这匹马是蒙古马,个儿不高,只有一米五不到,对于身高接近一米八的江叙白来说算比较好上的马,可江叙白拉着马鞍却是费劲儿半天上不去。
“商老师,你能不能帮我一下,我是使不上劲儿。”
江叙白柔柔弱弱地说。
商砚面无表情地站一旁看着他演,用温和的语气说着恐怖的话:“上不去就走回去,或者留在这喂狼。

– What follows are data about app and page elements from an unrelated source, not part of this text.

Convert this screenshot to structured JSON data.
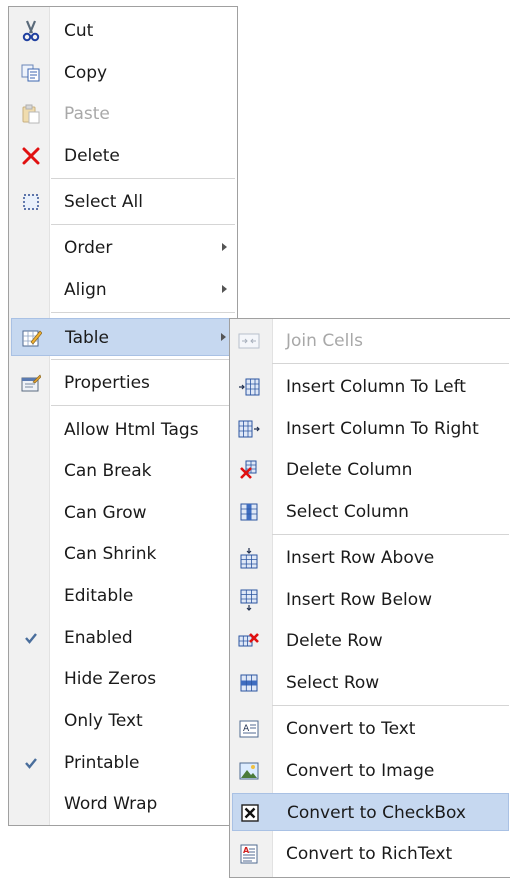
{
  "main_menu": {
    "cut": "Cut",
    "copy": "Copy",
    "paste": "Paste",
    "delete": "Delete",
    "select_all": "Select All",
    "order": "Order",
    "align": "Align",
    "table": "Table",
    "properties": "Properties",
    "allow_html_tags": "Allow Html Tags",
    "can_break": "Can Break",
    "can_grow": "Can Grow",
    "can_shrink": "Can Shrink",
    "editable": "Editable",
    "enabled": "Enabled",
    "hide_zeros": "Hide Zeros",
    "only_text": "Only Text",
    "printable": "Printable",
    "word_wrap": "Word Wrap"
  },
  "table_submenu": {
    "join_cells": "Join Cells",
    "insert_column_left": "Insert Column To Left",
    "insert_column_right": "Insert Column To Right",
    "delete_column": "Delete Column",
    "select_column": "Select Column",
    "insert_row_above": "Insert Row Above",
    "insert_row_below": "Insert Row Below",
    "delete_row": "Delete Row",
    "select_row": "Select Row",
    "convert_text": "Convert to Text",
    "convert_image": "Convert to Image",
    "convert_checkbox": "Convert to CheckBox",
    "convert_richtext": "Convert to RichText"
  },
  "state": {
    "enabled_checked": true,
    "printable_checked": true,
    "open_submenu": "Table",
    "highlighted_submenu_item": "Convert to CheckBox",
    "disabled_items": [
      "Paste",
      "Join Cells"
    ]
  },
  "colors": {
    "highlight": "#c6d8f0",
    "gutter": "#f1f1f1",
    "disabled_text": "#a8a8a8",
    "delete_red": "#e01010",
    "checkmark": "#4a6e9c"
  }
}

”
江叙白:“……”
看出商砚不打算帮忙,江叙白只能收了几分演技,不装了。
在他又一次用力弹起,长腿挂上马背之时,被他折磨半晌的马却是没了耐心,烦躁地蹬了两下蹄子。
江叙白身形不稳,沉沉往下坠,张嘴惊呼刚喊了一半,便有另一股力道托住了他的。
江叙白身体陡然一僵,整个人像被按了暂停一样不再动弹。
商砚也是完全怔住,他侧眸看向自己的伸出去的手掌,以及掌下柔软而圆润的臀肉。
江叙白睡衣裤子是绸缎的,很薄也很滑,因为上演手心用力,那柔软的屁股蛋子甚至被捏出了几个指窝。
空气在这一刻凝滞。
直到马儿出声催促,商砚才压着情绪用力推了一把,将江叙白推上马。
江叙白抱着马脖子,整个人像条鱼一样趴在马背上,脸埋在马鬃间,半真半假地做出一副羞赧姿态。
“坐好。”
商砚视线略过他塌下去的腰和翘起来的屁股,口吻变得生硬。